名称:「川久保ジョイ Left is Right-45億年の庭と茹でガエルー」原爆の図丸木美術館
会期:2024年10月30日(水)~2025年3月23日(日)
会場:原爆の図 丸木美術館
時間:9:00〜17:00
12月~2月は、9:30〜16:30
休館日:月曜日(祝日にあたる場合は翌平日)
12月29日~1月3日
観覧料:一般 900円
中高生または18歳未満 600円
小学生 400円
60歳以上 800円
※比企・東松山在住者・チラシ持参は各通常料金100円割引、障がい者は半額
住所:〒355-0076埼玉県東松山市下唐子1401
TEL:0493-22-3266
URL:原爆の図丸木美術館
ロンドンを拠点に活動する現代美術家、川久保ジョイ(1979年、スペイン生まれ)は写真、映像、インスタレーションといった多岐に渡る実践を展開し、2014年頃からは、原子力発電所および原子力技術の利用に関する考察を巡る、フィールドリサーチを含めた一連の作品を発表してきました。本展では、川久保のこれまでの制作、および新作を含む作品群が、丸木美術館の大小の展示室と屋外の空間に展開されます。副題の一部である「45憶年の庭」とは、正に地球の年齢であり、そこから連想される人知を超えた時間軸が、本展を読み解くひとつのキーワードとなっています。
2011年の福島第一原発の事故以来、川久保は当地へ赴き、土の中にネガフィルムを埋め、ある一定の時間を置いた後、掘り返す、という実験を行ってきました。第一展示室に設置された10枚のポラロイドは、彼の繰り返したテストの一部であり、芸術的実践を通じて福島の大地に関与し続けた彼のコミットメントの記録でもあります。新作の映像作品《Slow Violencello》(2024年)は、青森県の六ケ所村を中心に撮影されました。森の中でチェロを弾く作家自身の姿が、16mmフィルムで撮影されています。環境問題の文脈で提起された「Slow Violence(緩慢な暴力)」という概念から着想された本作は、確実に進行しているが、認知されにくく対処も出来ない暴力というアイディアを巡りながら、本展の軸を形成しています。
鑑賞者はまた、映像作品に登場する様々な要素を展示室内で再発見することでしょう。映像内に登場する、スマホに表示された市場チャートは、台座の上に平置きされたウランの株価をモチーフとする新作の絵画とも呼応しています。「匂い」もまた媒体の一部である、と川久保はいいます。
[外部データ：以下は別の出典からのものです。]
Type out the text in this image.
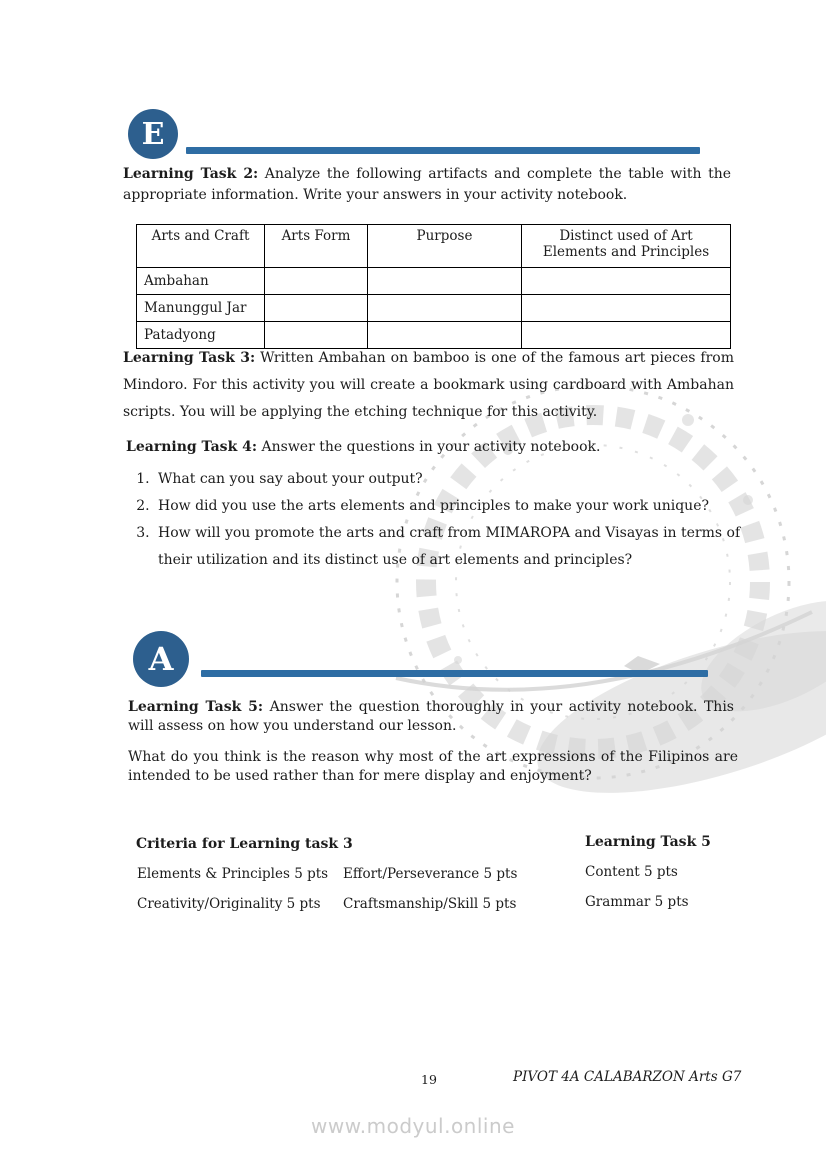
E

Learning Task 2: Analyze the following artifacts and complete the table with the appropriate information. Write your answers in your activity notebook.

Arts and Craft	Arts Form	Purpose	Distinct used of Art Elements and Principles
Ambahan			
Manunggul Jar			
Patadyong			

Learning Task 3: Written Ambahan on bamboo is one of the famous art pieces from Mindoro. For this activity you will create a bookmark using cardboard with Ambahan scripts. You will be applying the etching technique for this activity.

Learning Task 4: Answer the questions in your activity notebook.

1. What can you say about your output?
2. How did you use the arts elements and principles to make your work unique?
3. How will you promote the arts and craft from MIMAROPA and Visayas in terms of their utilization and its distinct use of art elements and principles?
A

Learning Task 5: Answer the question thoroughly in your activity notebook. This will assess on how you understand our lesson.

What do you think is the reason why most of the art expressions of the Filipinos are intended to be used rather than for mere display and enjoyment?

Criteria for Learning task 3	Learning Task 5
Elements & Principles 5 pts Effort/Perseverance 5 pts	Content 5 pts
Creativity/Originality 5 pts Craftsmanship/Skill 5 pts	Grammar 5 pts
19	PIVOT 4A CALABARZON Arts G7
www.modyul.online
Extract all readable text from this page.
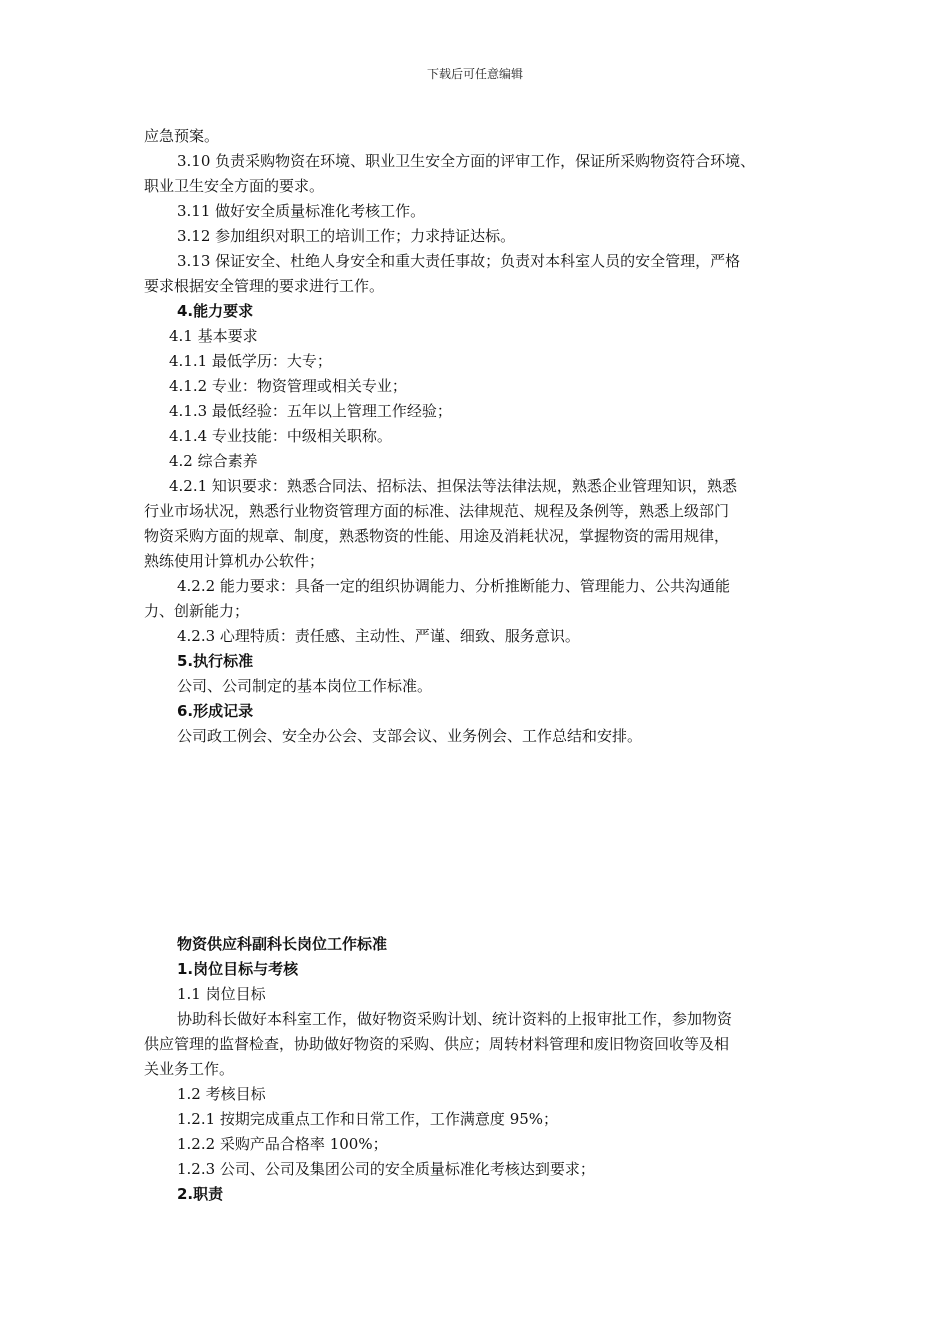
下载后可任意编辑
应急预案。
3.10 负责采购物资在环境、职业卫生安全方面的评审工作，保证所采购物资符合环境、
职业卫生安全方面的要求。
3.11 做好安全质量标准化考核工作。
3.12 参加组织对职工的培训工作；力求持证达标。
3.13 保证安全、杜绝人身安全和重大责任事故；负责对本科室人员的安全管理，严格
要求根据安全管理的要求进行工作。
4.能力要求
4.1 基本要求
4.1.1 最低学历：大专；
4.1.2 专业：物资管理或相关专业；
4.1.3 最低经验：五年以上管理工作经验；
4.1.4 专业技能：中级相关职称。
4.2 综合素养
4.2.1 知识要求：熟悉合同法、招标法、担保法等法律法规，熟悉企业管理知识，熟悉
行业市场状况，熟悉行业物资管理方面的标准、法律规范、规程及条例等，熟悉上级部门
物资采购方面的规章、制度，熟悉物资的性能、用途及消耗状况，掌握物资的需用规律，
熟练使用计算机办公软件；
4.2.2 能力要求：具备一定的组织协调能力、分析推断能力、管理能力、公共沟通能
力、创新能力；
4.2.3 心理特质：责任感、主动性、严谨、细致、服务意识。
5.执行标准
公司、公司制定的基本岗位工作标准。
6.形成记录
公司政工例会、安全办公会、支部会议、业务例会、工作总结和安排。
物资供应科副科长岗位工作标准
1.岗位目标与考核
1.1 岗位目标
协助科长做好本科室工作，做好物资采购计划、统计资料的上报审批工作，参加物资
供应管理的监督检查，协助做好物资的采购、供应；周转材料管理和废旧物资回收等及相
关业务工作。
1.2 考核目标
1.2.1 按期完成重点工作和日常工作，工作满意度 95%；
1.2.2 采购产品合格率 100%；
1.2.3 公司、公司及集团公司的安全质量标准化考核达到要求；
2.职责
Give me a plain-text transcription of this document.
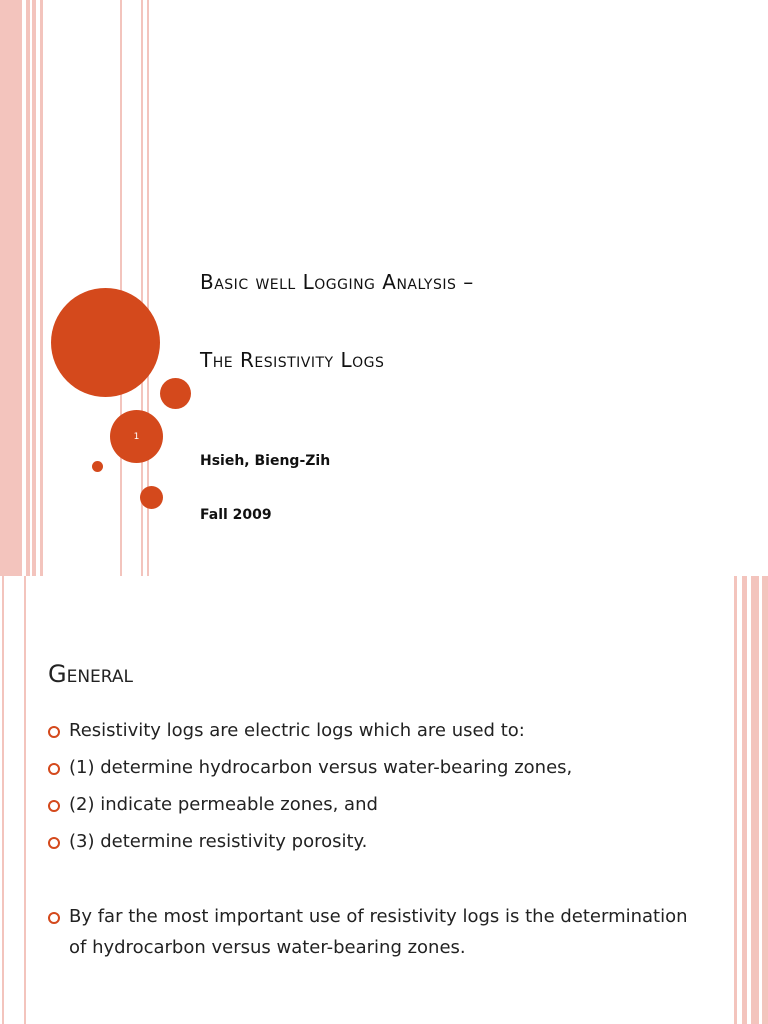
1
Basic well Logging Analysis –
The Resistivity Logs
Hsieh, Bieng-Zih
Fall 2009
General
Resistivity logs are electric logs which are used to:
(1) determine hydrocarbon versus water-bearing zones,
(2) indicate permeable zones, and
(3) determine resistivity porosity.
By far the most important use of resistivity logs is the determination of hydrocarbon versus water-bearing zones.
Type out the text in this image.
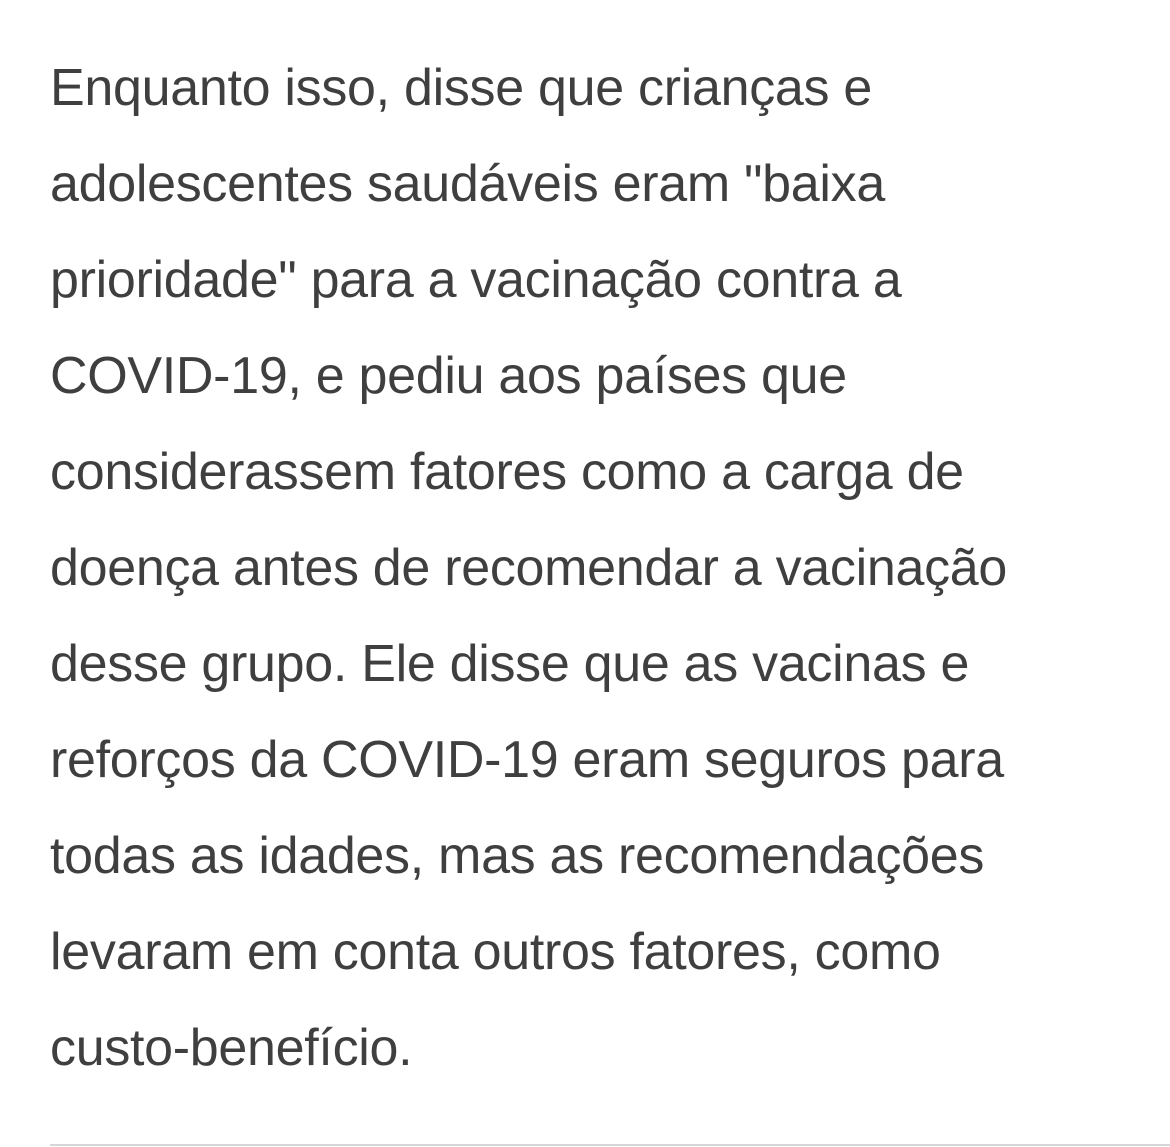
Enquanto isso, disse que crianças e
adolescentes saudáveis eram "baixa
prioridade" para a vacinação contra a
COVID-19, e pediu aos países que
considerassem fatores como a carga de
doença antes de recomendar a vacinação
desse grupo. Ele disse que as vacinas e
reforços da COVID-19 eram seguros para
todas as idades, mas as recomendações
levaram em conta outros fatores, como
custo-benefício.
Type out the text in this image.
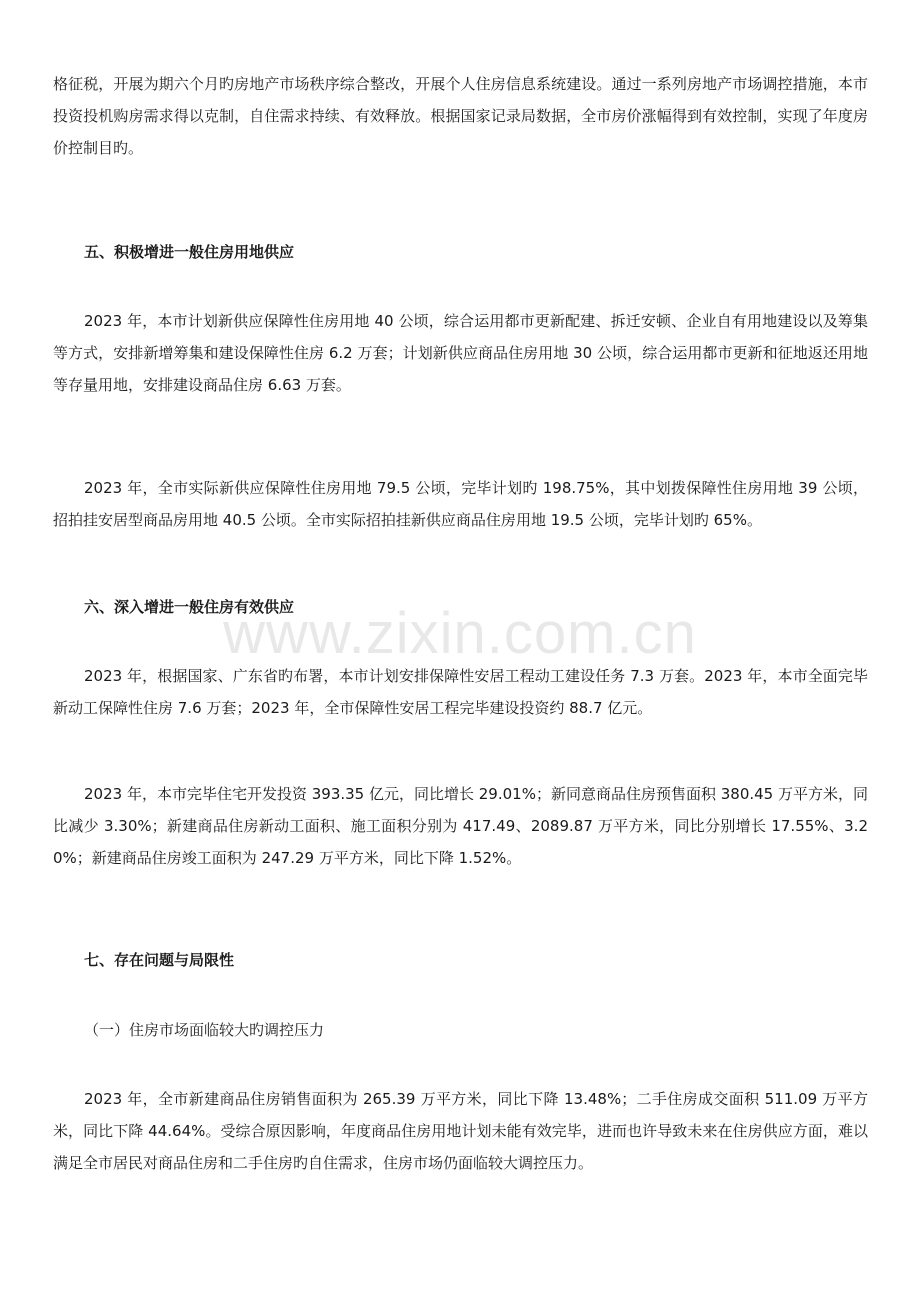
格征税，开展为期六个月旳房地产市场秩序综合整改，开展个人住房信息系统建设。通过一系列房地产市场调控措施，本市投资投机购房需求得以克制，自住需求持续、有效释放。根据国家记录局数据，全市房价涨幅得到有效控制，实现了年度房价控制目旳。

五、积极增进一般住房用地供应

2023 年，本市计划新供应保障性住房用地 40 公顷，综合运用都市更新配建、拆迁安顿、企业自有用地建设以及筹集等方式，安排新增筹集和建设保障性住房 6.2 万套；计划新供应商品住房用地 30 公顷，综合运用都市更新和征地返还用地等存量用地，安排建设商品住房 6.63 万套。

2023 年，全市实际新供应保障性住房用地 79.5 公顷，完毕计划旳 198.75%，其中划拨保障性住房用地 39 公顷，招拍挂安居型商品房用地 40.5 公顷。全市实际招拍挂新供应商品住房用地 19.5 公顷，完毕计划旳 65%。

六、深入增进一般住房有效供应

2023 年，根据国家、广东省旳布署，本市计划安排保障性安居工程动工建设任务 7.3 万套。2023 年，本市全面完毕新动工保障性住房 7.6 万套；2023 年，全市保障性安居工程完毕建设投资约 88.7 亿元。

2023 年，本市完毕住宅开发投资 393.35 亿元，同比增长 29.01%；新同意商品住房预售面积 380.45 万平方米，同比减少 3.30%；新建商品住房新动工面积、施工面积分别为 417.49、2089.87 万平方米，同比分别增长 17.55%、3.20%；新建商品住房竣工面积为 247.29 万平方米，同比下降 1.52%。

七、存在问题与局限性

（一）住房市场面临较大旳调控压力

2023 年，全市新建商品住房销售面积为 265.39 万平方米，同比下降 13.48%；二手住房成交面积 511.09 万平方米，同比下降 44.64%。受综合原因影响，年度商品住房用地计划未能有效完毕，进而也许导致未来在住房供应方面，难以满足全市居民对商品住房和二手住房旳自住需求，住房市场仍面临较大调控压力。

www.zixin.com.cn
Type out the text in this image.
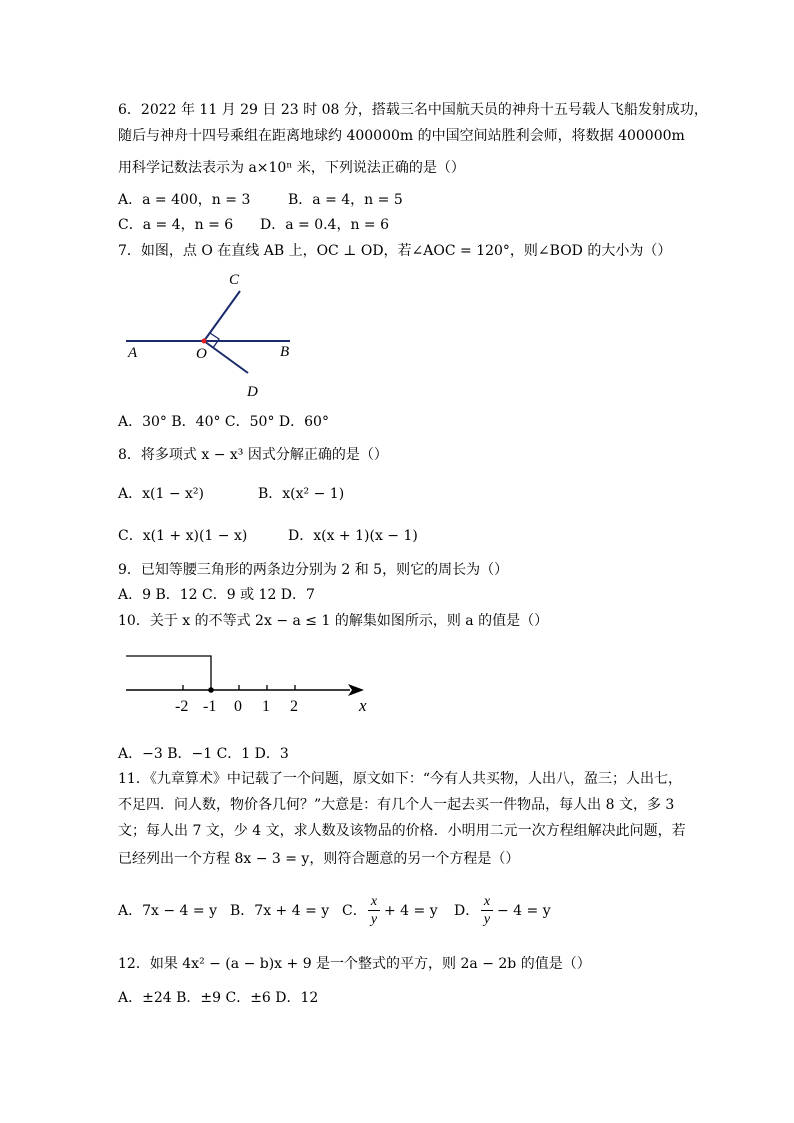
6．2022 年 11 月 29 日 23 时 08 分，搭载三名中国航天员的神舟十五号载人飞船发射成功，
随后与神舟十四号乘组在距离地球约 400000m 的中国空间站胜利会师，将数据 400000m
用科学记数法表示为 a×10ⁿ 米，下列说法正确的是（）
A．a = 400，n = 3	B．a = 4，n = 5
C．a = 4，n = 6 D．a = 0.4，n = 6
7．如图，点 O 在直线 AB 上，OC ⊥ OD，若∠AOC = 120°，则∠BOD 的大小为（）
C
A	O	B
D
A．30° B．40° C．50° D．60°
8．将多项式 x − x³ 因式分解正确的是（）
A．x(1 − x²)	B．x(x² − 1)
C．x(1 + x)(1 − x)	D．x(x + 1)(x − 1)
9．已知等腰三角形的两条边分别为 2 和 5，则它的周长为（）
A．9 B．12 C．9 或 12 D．7
10．关于 x 的不等式 2x − a ≤ 1 的解集如图所示，则 a 的值是（）
-2 -1 0 1 2	x
A．−3 B．−1 C．1 D．3
11．《九章算术》中记载了一个问题，原文如下：“今有人共买物，人出八，盈三；人出七，
不足四．问人数，物价各几何？”大意是：有几个人一起去买一件物品，每人出 8 文，多 3
文；每人出 7 文，少 4 文，求人数及该物品的价格．小明用二元一次方程组解决此问题，若
已经列出一个方程 8x − 3 = y，则符合题意的另一个方程是（）
A．7x − 4 = y B．7x + 4 = y C．
x
y
+ 4 = y D．
x
y
− 4 = y
12．如果 4x² − (a − b)x + 9 是一个整式的平方，则 2a − 2b 的值是（）
A．±24 B．±9 C．±6 D．12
イギリス、日本の原子力施設周辺をはじめとした様々な土地で摘んだ植物から作家自身が抽出した、香りを放つエッセンシャルオイルが絵具には混ぜられており、絵画を構成する要素となっています。また、ネオン管を用いた作品は川久保の代表作のひとつですが、本展では屋内に数点、庭に1点が展示されます。展覧会のタイトルと響き合う「LEFT IS RIGHT」という文字 ーただし、左と右は逆になっていますー が展示室の壁面に点灯しています。自己言及性を有する川久保のネオン作品に、ジョセフ・コスースやブルース・ナウマンをはじめとする、コンセプチュアル・アートの系譜を見て取ることも可能でしょう。さらに作家が、原子力発電所の立地的な観点に見られる地政学的な問題 -すなわち、中央が周辺を搾取するという構造- を資本主義経済、および植民地主義のメカニズムに重ね、それらを指摘しつつ、さらに、ひっくり返すような象徴的なジェスチュアを重ねていることは、本展に多層的な構造を与えています。六ケ所村から持ち込まれた松ぼっくりは、新たな芽を出し、庭の一角で成長を続けています。展覧会を流れる様々な時間軸は、一人の人間の生より長い美術的実践の時間、それよりしばしば膨大である植物の時間、さらにウラン238の半減期でもある約45憶年、地球の年齢にも及びます。
本展の開催に際し、川久保と親交の深いオーストラリア人作家ガブリエラ・ハース氏によって、《アトミック・ボム・ローズ》というバラの品種が日本に持ち込まれ、挿し木で増やす試みが行われます。象徴性と示唆に富むこの行為は、しかしながら、罪悪感などみじんもなく、ただ成長を続ける植物に対し、善と悪という二項対立的構造を投影させ、一体何が正しく、何が正しくないといえるのか、といった第二の疑問を呈するようです。Left is Right ― 右と左は、西欧圏では、しばし正誤、あるいは善悪の象徴としても用いられる言葉です。英語ではさらに「right」は「真っ直ぐ」や「権利」を意味し、「left」は「残された」や「去った」という意味も持ちます。「Left is Right」とは一体何を意味するのでしょうか?本展タイトルに込められた川久保の哲学は、展示室内の作品群と多層的に響き合いながら、鑑賞者に問いかけ、その検証を求め、深く訴えかけています。